What are the bank requirements when opening a SumUp profile?
When registering a bank account with your SumUp profile, please take note of the following points:
You can register a bank account in the same currency as the country where you signed up.
SumUp accepts most banks and cards (including prepaid) using IBAN. Please pay attention to the transaction limits associated with your card and bank account.
You can only register one bank account per SumUp profile (previously SumUp account).
Linked sole trader bank accounts should be set up in the name of the business owner.
The business name registered with SumUp must be the same as that listed on the bank account. Every business must have a business bank account to avoid payment issues. Personal bank accounts will not be accepted.
Partnerships, charities, clubs/societies, non-profit organisations, schools, colleges or universities should use a bank account in the name of the entity and the name registered with SumUp must be the same as that listed on the bank account.
Every business must have a business bank account to avoid payment issues and personal bank accounts will not be accepted.
You can change your bank details quickly and easily at any time.
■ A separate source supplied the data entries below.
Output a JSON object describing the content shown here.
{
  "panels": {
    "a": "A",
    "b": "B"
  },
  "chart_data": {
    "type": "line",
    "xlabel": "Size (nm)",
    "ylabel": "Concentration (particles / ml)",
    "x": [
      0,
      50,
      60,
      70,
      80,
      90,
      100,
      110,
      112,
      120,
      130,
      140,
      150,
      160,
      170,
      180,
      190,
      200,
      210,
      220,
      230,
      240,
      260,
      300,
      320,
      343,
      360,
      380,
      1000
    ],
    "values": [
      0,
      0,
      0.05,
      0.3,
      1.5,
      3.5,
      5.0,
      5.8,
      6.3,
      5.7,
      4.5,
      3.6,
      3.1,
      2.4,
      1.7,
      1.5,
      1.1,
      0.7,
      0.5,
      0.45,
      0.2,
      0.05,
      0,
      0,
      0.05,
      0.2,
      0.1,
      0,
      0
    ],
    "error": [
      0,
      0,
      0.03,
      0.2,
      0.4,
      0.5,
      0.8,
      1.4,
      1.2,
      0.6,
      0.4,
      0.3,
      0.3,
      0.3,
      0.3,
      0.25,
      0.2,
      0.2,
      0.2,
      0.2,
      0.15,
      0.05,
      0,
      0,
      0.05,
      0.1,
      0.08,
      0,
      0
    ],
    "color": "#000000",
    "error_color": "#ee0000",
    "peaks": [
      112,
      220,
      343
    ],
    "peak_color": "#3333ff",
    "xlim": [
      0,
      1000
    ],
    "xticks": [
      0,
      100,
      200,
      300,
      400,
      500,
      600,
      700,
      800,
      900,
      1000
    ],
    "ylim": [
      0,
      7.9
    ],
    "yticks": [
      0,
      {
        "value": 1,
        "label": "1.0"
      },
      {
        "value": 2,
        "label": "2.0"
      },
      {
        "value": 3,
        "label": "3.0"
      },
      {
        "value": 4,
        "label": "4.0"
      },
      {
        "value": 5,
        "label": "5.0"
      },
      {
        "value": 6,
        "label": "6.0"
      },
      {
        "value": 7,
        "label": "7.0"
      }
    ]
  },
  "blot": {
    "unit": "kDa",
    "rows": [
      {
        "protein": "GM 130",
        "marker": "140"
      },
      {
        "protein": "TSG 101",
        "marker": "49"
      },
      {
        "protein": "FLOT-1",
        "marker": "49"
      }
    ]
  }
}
Our Support Team will gladly help answer any other questions you may have.
Why does SumUp require that a company registering with us have its own bank account, which is not linked to a personal bank account?
With this requirement, SumUp is removing the possibility of tax evasion and is ensuring that our merchants are able to operate successfully and in line with the EU Fourth Anti-Money Laundering Directive. In doing so, SumUp is upholding the international standard within the business sector.
Having a separate bank account for your company helps you to ensure that the bank transfers your money without worry because there is a much clearer understanding of where the company’s funds come from and are held.
Additionally, in practice, it’s much more difficult to trade and manage a business without a separate company bank account. Take, for example, monitoring your business’ income and expenses. It’s hard to have an accurate view of these (which is needed to properly maintain your business finances) when they are tangled in with your personal transactions and expenses. You can reduce your legal liability by ensuring your business has a separate bank account.